What’s not to love about chicken wings? They are one of the most versatile and easy-to-prepare dishes.
You can rub them in paprika, BBQ or tomato sauce, then whack them in the fryer or the oven. After 20-30 minutes, they’re ready to eat straight off the bone, having absorbed the rich and delicious flavors.
However, for some chicken connoisseurs, this might not be enough. They might be ready for something a little more challenging.
Well, for those of you out there who want something a little more than just a rub and a marinade, you might be interested in the noble art of brining for your chicken.
Brining can seem like a long, complicated and laborious process, but there’s really nothing to it. All you have to do is soak your chicken in salt water for a few hours or overnight to achieve that flavorsome salty taste.
But why would you want to brine chicken wings in the first place? How long should you brine chicken wings for? What ingredients and techniques will you need to employ to get the peak flavor and tenderness from your chicken?
Well, chicken-lovers, we have the answers to all of those questions and more. So grab your poultry, preheat your oven and read our guide to brining chicken.
Why Brine Chicken Wings?
Brining is an age-old technique that people have been using for centuries to keep various meats from going stale. When it comes to chicken, this is particularly important, as it is very prone to drying out, particularly when exposed to high heats for long durations.
Chicken is a lean meat with a very low level of fat content, which once again can result in drying out. The last thing you’ll want to happen is to take your chicken wings out of the oven and for them to be dry and tasteless. Brining is a great way for them to preserve that wonderful chicken flavor we know and love.
Chicken also has a lot less overall meat than some of the others on the market, so this is another reason you might want to brine them. But prepping your brine first is crucial to getting the quality just right.
Mixing the right levels of water, salt and seasoning will be the perfect method of locking in those juices and flavors, meaning that it will stay moist and tender once it has been cooked at high temperatures.
How Long To Brine Chicken Wings
The fact that chicken has a lot less meat than other animal products on the market means that it will need a little longer to brine.
Ideally, you’ll want to brine skinless chicken wings for a few hours, but to preserve the utmost flavor, you’ll want to soak them overnight.
You can also try going even further and soaking your chicken wings for 24 hours for premium levels of flavor and texture.

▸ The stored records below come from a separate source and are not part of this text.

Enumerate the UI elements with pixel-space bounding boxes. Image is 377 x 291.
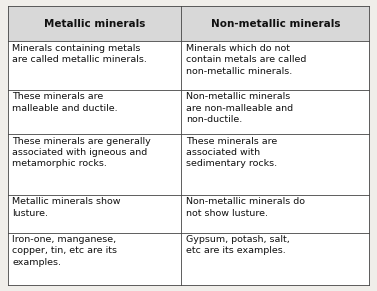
Bar (8, 134, 369, 195)
Text: These minerals are
malleable and ductile.: These minerals are malleable and ductile… (12, 92, 118, 113)
Text: Minerals containing metals
are called metallic minerals.: Minerals containing metals are called me… (12, 44, 147, 64)
Text: These minerals are
associated with
sedimentary rocks.: These minerals are associated with sedim… (186, 136, 277, 168)
Text: Non-metallic minerals
are non-malleable and
non-ductile.: Non-metallic minerals are non-malleable … (186, 92, 293, 124)
Text: Non-metallic minerals: Non-metallic minerals (211, 19, 340, 29)
Text: Minerals which do not
contain metals are called
non-metallic minerals.: Minerals which do not contain metals are… (186, 44, 306, 75)
Bar (8, 195, 369, 233)
Text: Non-metallic minerals do
not show lusture.: Non-metallic minerals do not show lustur… (186, 197, 305, 218)
Text: Iron-one, manganese,
copper, tin, etc are its
examples.: Iron-one, manganese, copper, tin, etc ar… (12, 235, 117, 267)
Bar (8, 41, 369, 90)
Text: Metallic minerals: Metallic minerals (44, 19, 145, 29)
Text: Metallic minerals show
lusture.: Metallic minerals show lusture. (12, 197, 121, 218)
Text: These minerals are generally
associated with igneous and
metamorphic rocks.: These minerals are generally associated … (12, 136, 151, 168)
Bar (8, 6, 369, 41)
Text: Gypsum, potash, salt,
etc are its examples.: Gypsum, potash, salt, etc are its exampl… (186, 235, 290, 255)
Bar (8, 233, 369, 285)
Bar (8, 90, 369, 134)
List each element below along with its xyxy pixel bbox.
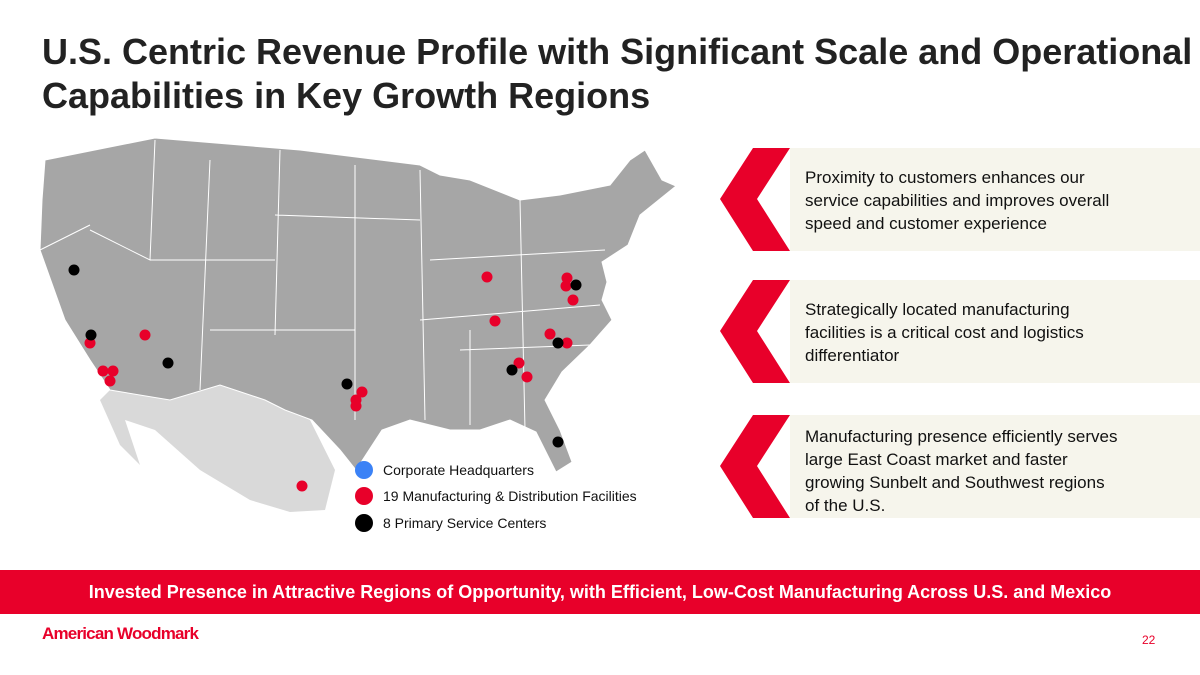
legend-label: Corporate Headquarters	[383, 462, 534, 478]
chevron-left-icon	[720, 415, 1200, 518]
callout-1: Proximity to customers enhances our serv…	[720, 148, 1200, 251]
chevron-left-icon	[720, 148, 1200, 251]
chevron-left-icon	[720, 280, 1200, 383]
us-region	[39, 137, 677, 473]
legend-item-hq: Corporate Headquarters	[355, 461, 534, 479]
red-dot-icon	[355, 487, 373, 505]
facility-markers	[68, 264, 582, 492]
legend-item-facilities: 19 Manufacturing & Distribution Faciliti…	[355, 487, 637, 505]
legend-item-service: 8 Primary Service Centers	[355, 514, 546, 532]
summary-banner: Invested Presence in Attractive Regions …	[0, 570, 1200, 614]
page-title: U.S. Centric Revenue Profile with Signif…	[42, 31, 1193, 116]
mexico-region	[100, 385, 335, 512]
page-number: 22	[1142, 633, 1156, 647]
company-logo: American Woodmark	[42, 624, 199, 643]
callout-2: Strategically located manufacturing faci…	[720, 280, 1200, 383]
legend-label: 8 Primary Service Centers	[383, 515, 547, 531]
us-map	[39, 137, 677, 512]
black-dot-icon	[355, 514, 373, 532]
legend-label: 19 Manufacturing & Distribution Faciliti…	[383, 488, 637, 504]
state-borders	[39, 139, 606, 431]
blue-dot-icon	[355, 461, 373, 479]
callout-text: Proximity to customers enhances our serv…	[805, 168, 1110, 233]
callout-text: Manufacturing presence efficiently serve…	[805, 427, 1118, 515]
callout-text: Strategically located manufacturing faci…	[805, 300, 1084, 365]
callout-3: Manufacturing presence efficiently serve…	[720, 415, 1200, 518]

What You Need To Brine Chicken Wings
Here are the ingredients you will need to successfully brine your chicken wings:
Chicken wings - make sure your chicken wings are fully defrosted if you're taking them from frozen.
Water - this is the perfect neutral substance in which to brine your chicken. However, nothing is stopping you from experimenting with more exotic flavors like beer, wine, vinegar or apple juice.
Table salt - ensure that this doesn’t contain any additives, as it can negatively affect the purity of your mix. Kosher salt has zero iodine in it, which means that it won’t form clumps.
Container - make sure you have a container that is large enough to hold all your wings. For storage, it is best to use plastic or metal containers.
A Weight - this is to ensure that your chicken will stay submerged in the water. You can use a plate for this.
Sugar - This will give your chicken that crispiness when in the oven.
Extra seasoning - this will all depend on your preference, red pepper flakes, white pepper, black pepper. We would recommend using black pepper, regardless of your preferences.
How To Brine Chicken Wings
Now it’s time to get to what you’ve all been waiting for - the brining!
Firstly, you’ll need to measure out some water. This will all depend on how many chicken wings you’re planning on preparing. If you have too much water, your wings will come out with a soggy and soft texture and too little water will result in that dryness that we’re trying to avoid!
Place the wings in your container first and pour enough warm water, stopping when the meat is completely submerged, with 3 inches of water over the top.
You’ll need to have roughly 6 cups of water per every 3 pounds of chicken you want to use.
After you’ve calibrated your water, you’ll need to add the salt.
We would recommend using 10 ounces of salt per 1 gallon of water. So if you are using less water, which is likely, then you’ll need to amend the amount of salt you’ll be using accordingly.
Make Your Brine Mixture
Once the salt, water and sugar have been measured, stir them into your container until all the particles have been dissolved. This is important for avoiding clumping in the brining process.
For the sugar measurements, we recommend using one third a cup of sugar for your entire brine mixture.
Spices And Herbs
Once you’ve made this basic solution, now it’s time to get feisty with your mixture by adding your favorite herbs and spices.
Take your spices and mix a cup of white vinegar and red pepper flakes and pour it into your brine. Then take a tablespoon of white pepper and two tablespoons of black pepper and add that too.
Dunk Your Wings!
Once your mixture is complete, then gently submerge all of your wings into the brine.
Make sure that all of the meat is completely covered by the water, using the plate to weigh it down.
Now leave the chicken in the refrigerator, ideally overnight for that sumptuous flavor and tender texture upon cooking.